Post by BubbaTough »

rvida wrote:This one:
BubbaTough wrote: 2. Ippolit was inspired by Rybka (particularly the search), and then once published Rybka took some improvements from Ippolit (particularly a simplified eval) introduced in Rybka 4?
But I see no "code copying" in either direction. I am pretty convinced that Ippolit was written from scratch as almost every common feature differs too much to be a simple copy.

Richard
OK, that makes sense. I kind of assumed that is what Vas did with fruit too, rewrite every (or at least most) functions more efficiently, but maintaining enough similarity to really bug people. Its easier to do of course starting with source. I also kind of assumed that is what Houdini did with Ippo to start with, take the source, rewrite each (or most) functions cleaner and better, but maintaining a lot of semantic similarity. As someone who has actually dug into these programs, do you think these processes were all pretty similar, maybe with vary degrees of how much was tweaked versus left semantically identical? Or are there indicators that the processes were fundamentally different. Again, lets leave aside whether this process is legal, ethical, etc..

-Sam
User avatar
Eelco de Groot
Posts: 4567
Joined: Sun Mar 12, 2006 2:40 am
Full name:   

Re: fire and other engines playing style

Post by Eelco de Groot »

BubbaTough wrote:
rvida wrote:This one:
BubbaTough wrote: 2. Ippolit was inspired by Rybka (particularly the search), and then once published Rybka took some improvements from Ippolit (particularly a simplified eval) introduced in Rybka 4?
But I see no "code copying" in either direction. I am pretty convinced that Ippolit was written from scratch as almost every common feature differs too much to be a simple copy.

Richard
OK, that makes sense. I kind of assumed that is what Vas did with fruit too, rewrite every (or at least most) functions more efficiently, but maintaining enough similarity to really bug people. Its easier to do of course starting with source. I also kind of assumed that is what Houdini did with Ippo to start with, take the source, rewrite each (or most) functions cleaner and better, but maintaining a lot of semantic similarity. As someone who has actually dug into these programs, do you think these processes were all pretty similar, maybe with vary degrees of how much was tweaked versus left semantically identical? Or are there indicators that the processes were fundamentally different. Again, lets leave aside whether this process is legal, ethical, etc..

-Sam
I only know some Fruit and Toga code, so nothing like the knowledge someone would have who has looked at assembly code of Houdini and compared it with Ippolit, however I did not get this impression of "what Houdini did with Ippo to start with, take the source, rewrite each (or most) functions cleaner and better". Neither do I think Vas can claim that he took Fruit and Crafty and "rewrote every (or at least most) functions more efficiently". I do not get that impression from any of the programmers, or people like Larry Kaufman even. I think that would be way too much honour and if he did it would clear Mr. Rajlich of any GPL issues with Fruit. Which I don't think is the case. So I would take issue , preemptively, with people like Rolf or George or Chris Whittington now maybe claiming, on the basis of this post, that suddenly everything with Rybka 1, or if not then Rybka 2, if not then Rybka 3 or Rybka 4 is OK because it was "rewritten". It was certainly not so with Rybka 1.0 beta or the Crafty clone before that.
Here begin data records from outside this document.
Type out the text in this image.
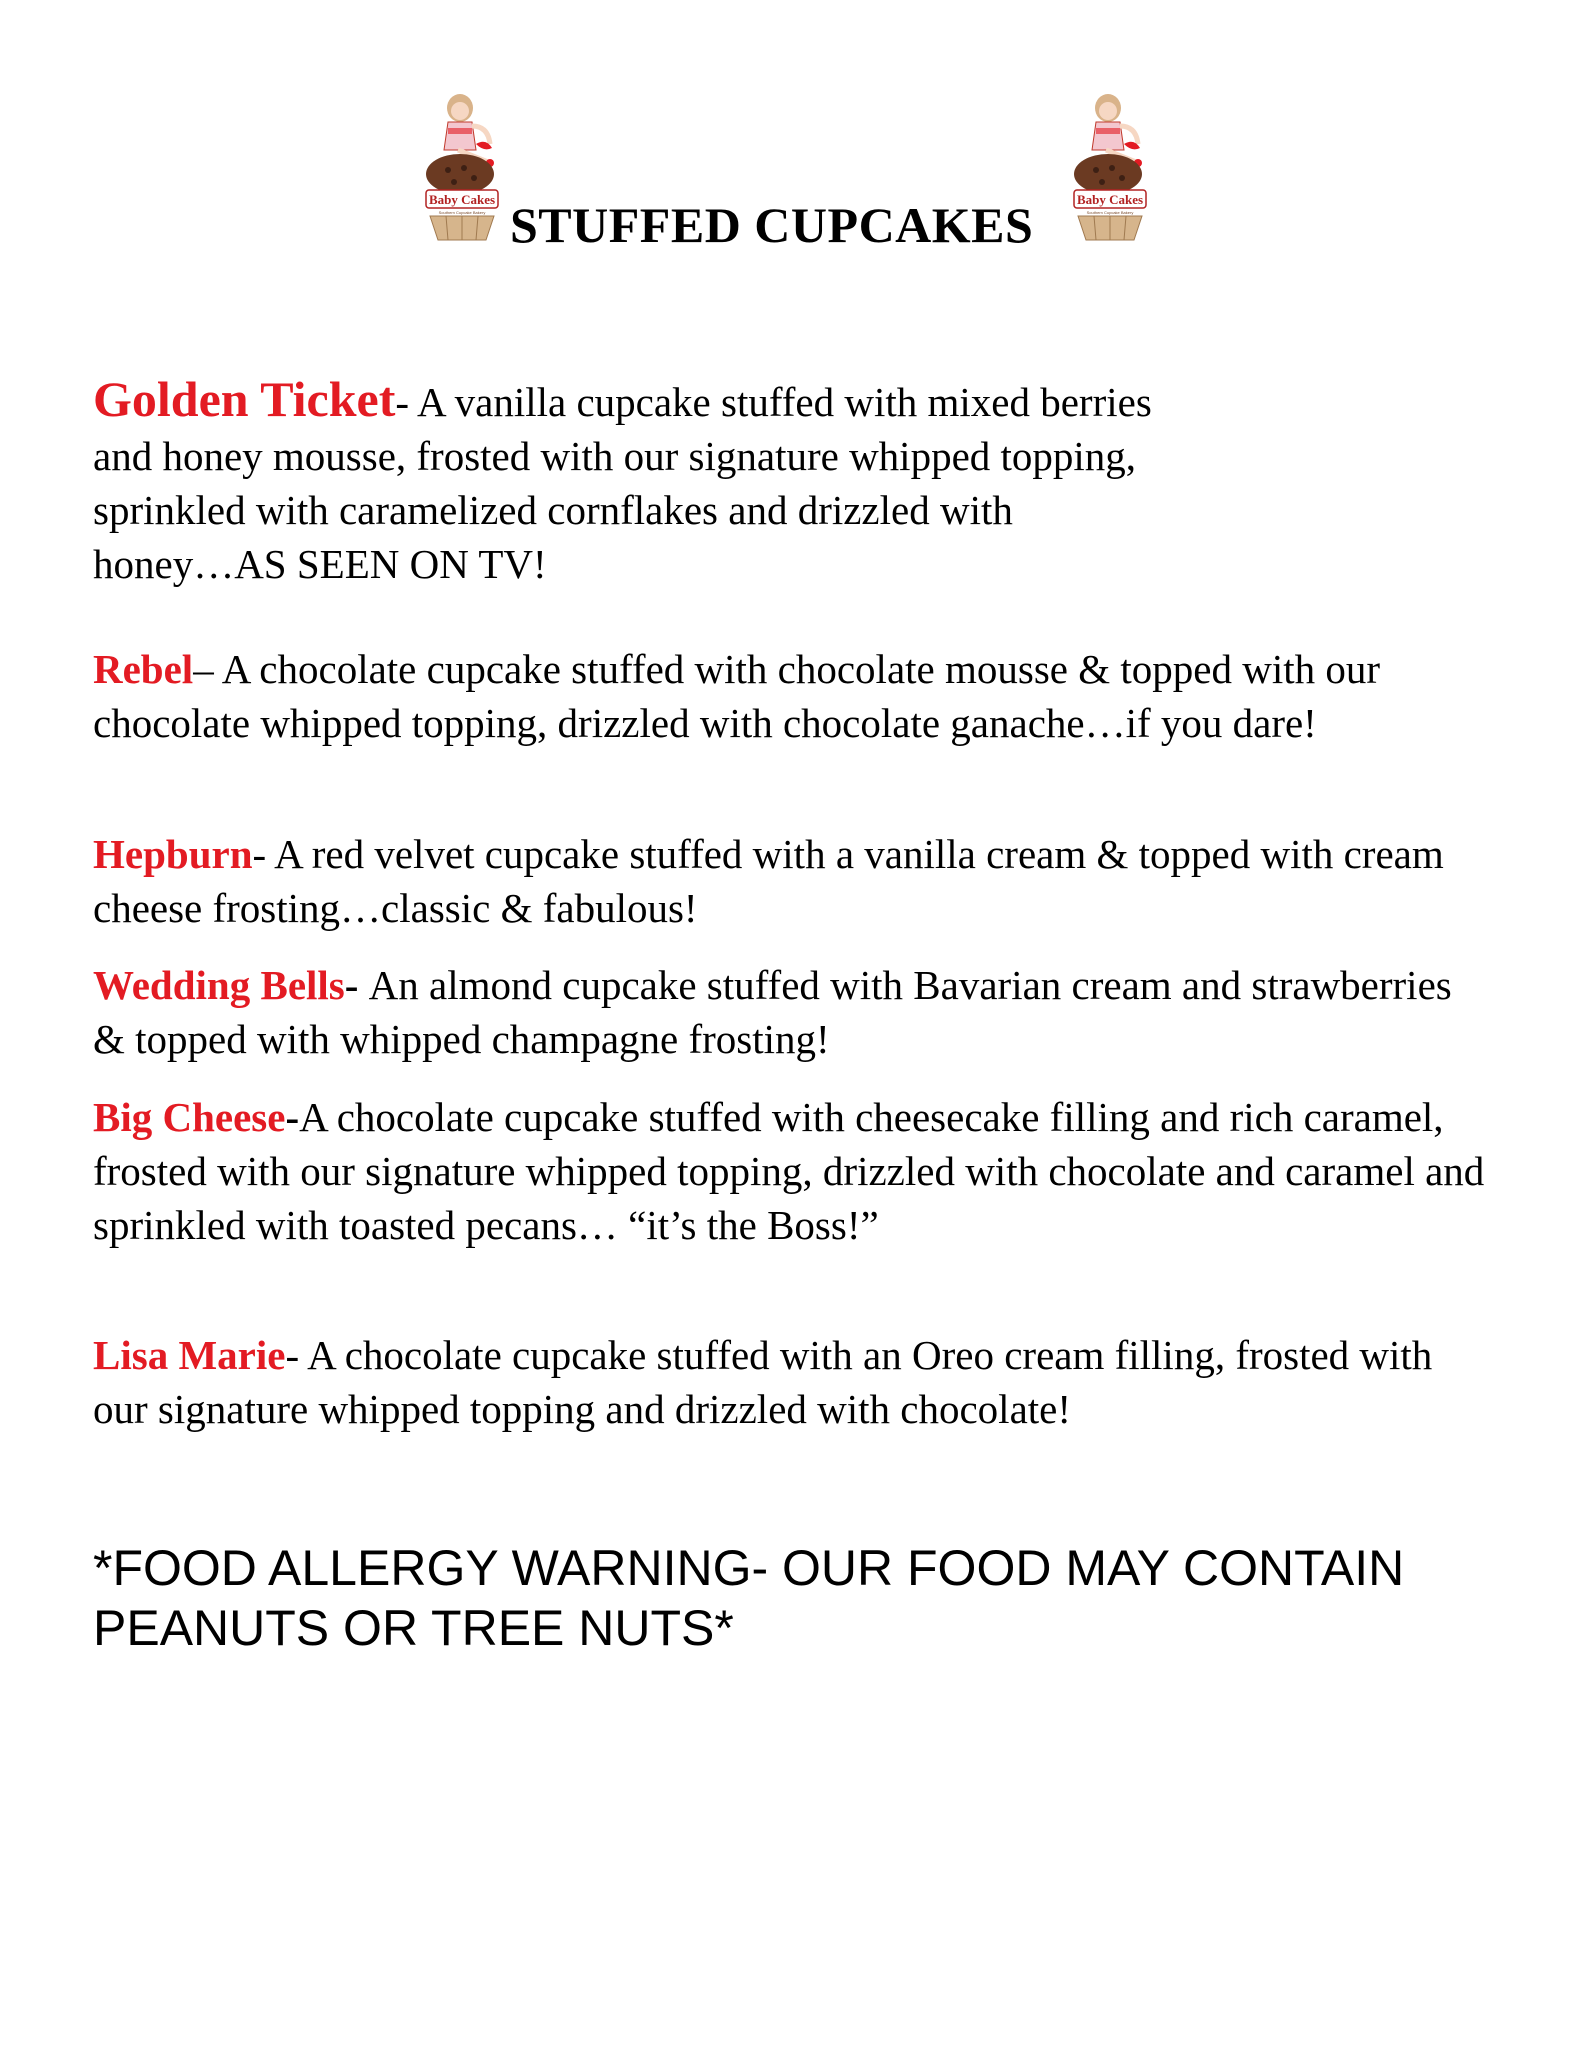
Baby Cakes
Southern Cupcake Bakery
Baby Cakes
Southern Cupcake Bakery
STUFFED CUPCAKES
Golden Ticket- A vanilla cupcake stuffed with mixed berries
and honey mousse, frosted with our signature whipped topping,
sprinkled with caramelized cornflakes and drizzled with
honey…AS SEEN ON TV!
Rebel– A chocolate cupcake stuffed with chocolate mousse & topped with our chocolate whipped topping, drizzled with chocolate ganache…if you dare!
Hepburn- A red velvet cupcake stuffed with a vanilla cream & topped with cream cheese frosting…classic & fabulous!
Wedding Bells- An almond cupcake stuffed with Bavarian cream and strawberries & topped with whipped champagne frosting!
Big Cheese-A chocolate cupcake stuffed with cheesecake filling and rich caramel, frosted with our signature whipped topping, drizzled with chocolate and caramel and sprinkled with toasted pecans… “it’s the Boss!”
Lisa Marie- A chocolate cupcake stuffed with an Oreo cream filling, frosted with our signature whipped topping and drizzled with chocolate!
*FOOD ALLERGY WARNING- OUR FOOD MAY CONTAIN PEANUTS OR TREE NUTS*
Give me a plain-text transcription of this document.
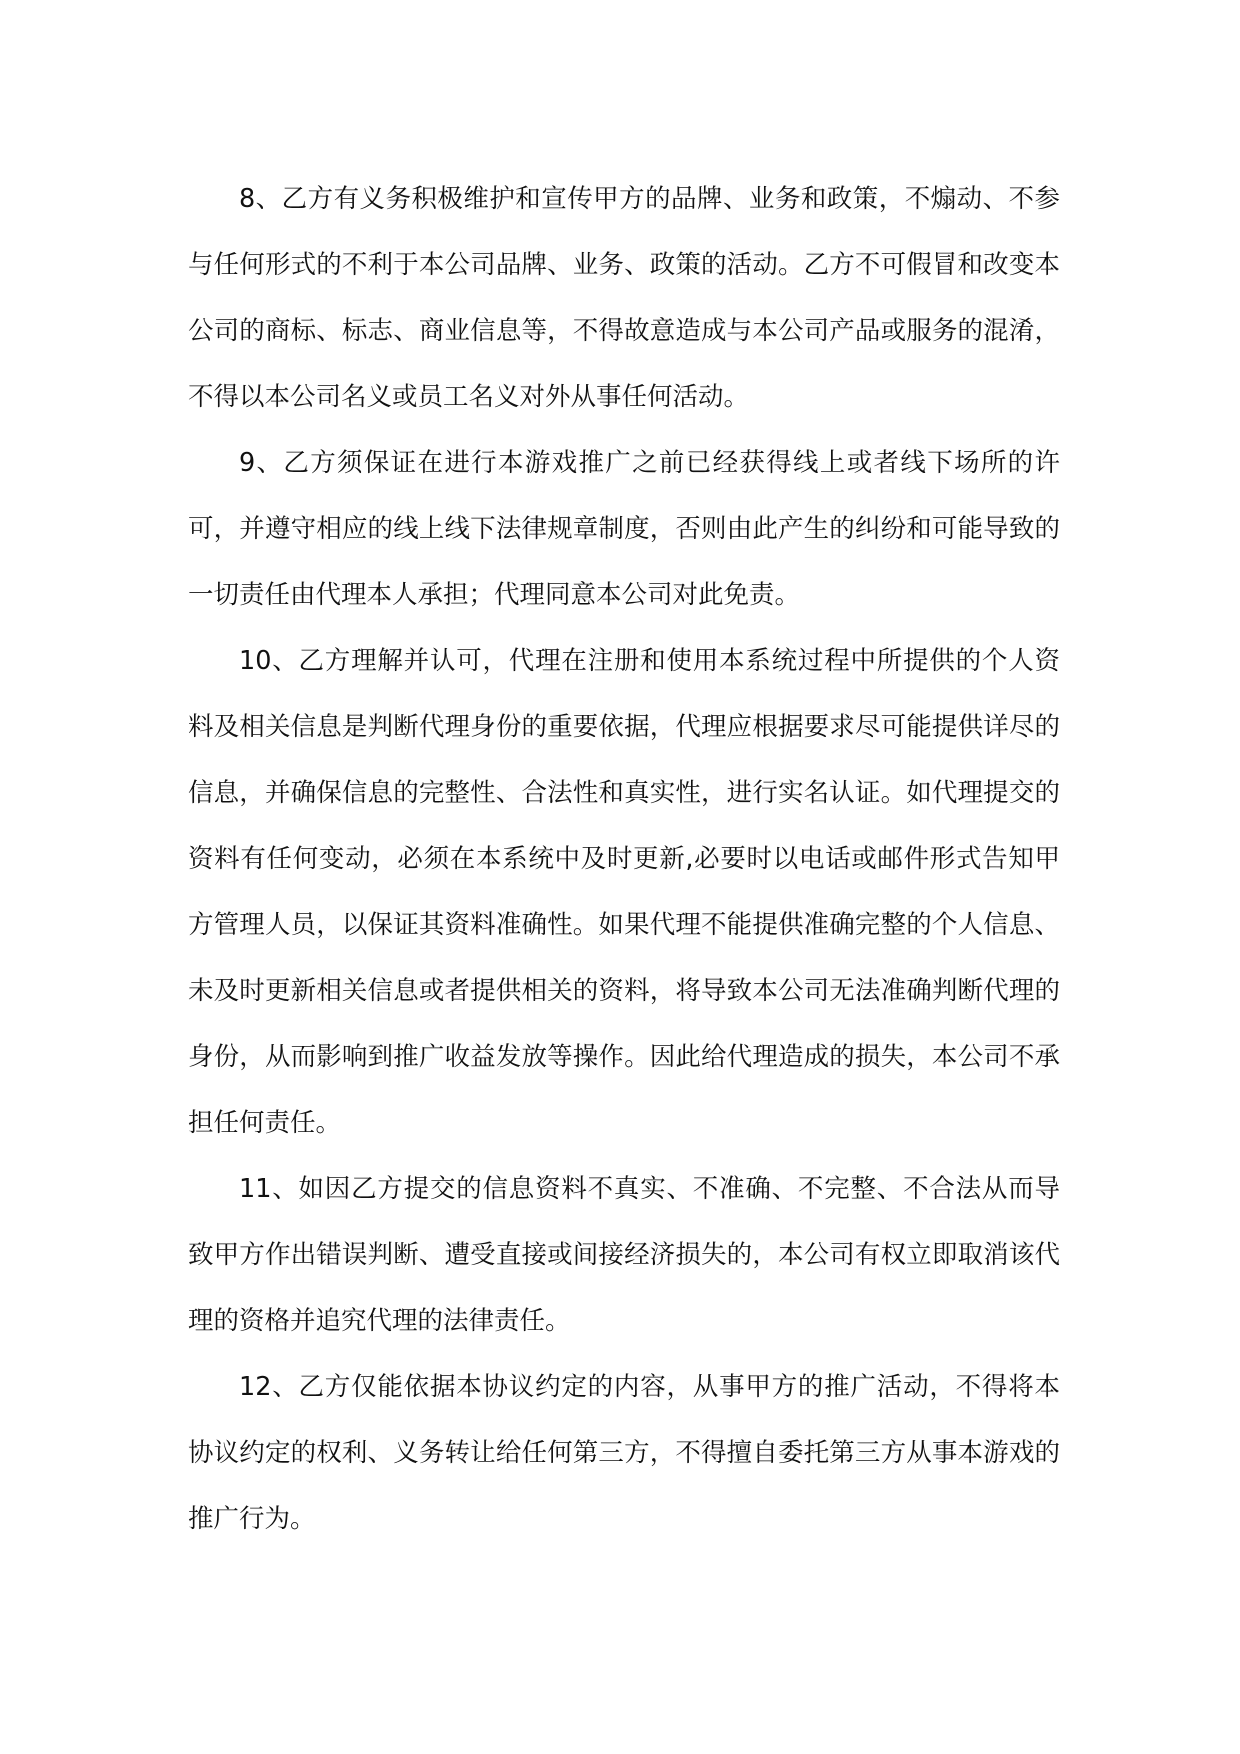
8、乙方有义务积极维护和宣传甲方的品牌、业务和政策，不煽动、不参与任何形式的不利于本公司品牌、业务、政策的活动。乙方不可假冒和改变本公司的商标、标志、商业信息等，不得故意造成与本公司产品或服务的混淆，不得以本公司名义或员工名义对外从事任何活动。

9、乙方须保证在进行本游戏推广之前已经获得线上或者线下场所的许可，并遵守相应的线上线下法律规章制度，否则由此产生的纠纷和可能导致的一切责任由代理本人承担；代理同意本公司对此免责。

10、乙方理解并认可，代理在注册和使用本系统过程中所提供的个人资料及相关信息是判断代理身份的重要依据，代理应根据要求尽可能提供详尽的信息，并确保信息的完整性、合法性和真实性，进行实名认证。如代理提交的资料有任何变动，必须在本系统中及时更新,必要时以电话或邮件形式告知甲方管理人员，以保证其资料准确性。如果代理不能提供准确完整的个人信息、未及时更新相关信息或者提供相关的资料，将导致本公司无法准确判断代理的身份，从而影响到推广收益发放等操作。因此给代理造成的损失，本公司不承担任何责任。

11、如因乙方提交的信息资料不真实、不准确、不完整、不合法从而导致甲方作出错误判断、遭受直接或间接经济损失的，本公司有权立即取消该代理的资格并追究代理的法律责任。

12、乙方仅能依据本协议约定的内容，从事甲方的推广活动，不得将本协议约定的权利、义务转让给任何第三方，不得擅自委托第三方从事本游戏的推广行为。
Also "almost every common feature differs too much to be a simple copy" does not quite equate with "written from scratch" in the case of Ippolit either, and in my opinion even if true that does not make it not_a _clone as we are talking about semantic identities there, at least as I understand it. But having never looked at either Ippolit, Strelka or Robbo etc. sources I can't claim to know much about technical details there...

Just my one cent about this,
Eelco
Debugging is twice as hard as writing the code in the first
place. Therefore, if you write the code as cleverly as possible, you
are, by definition, not smart enough to debug it.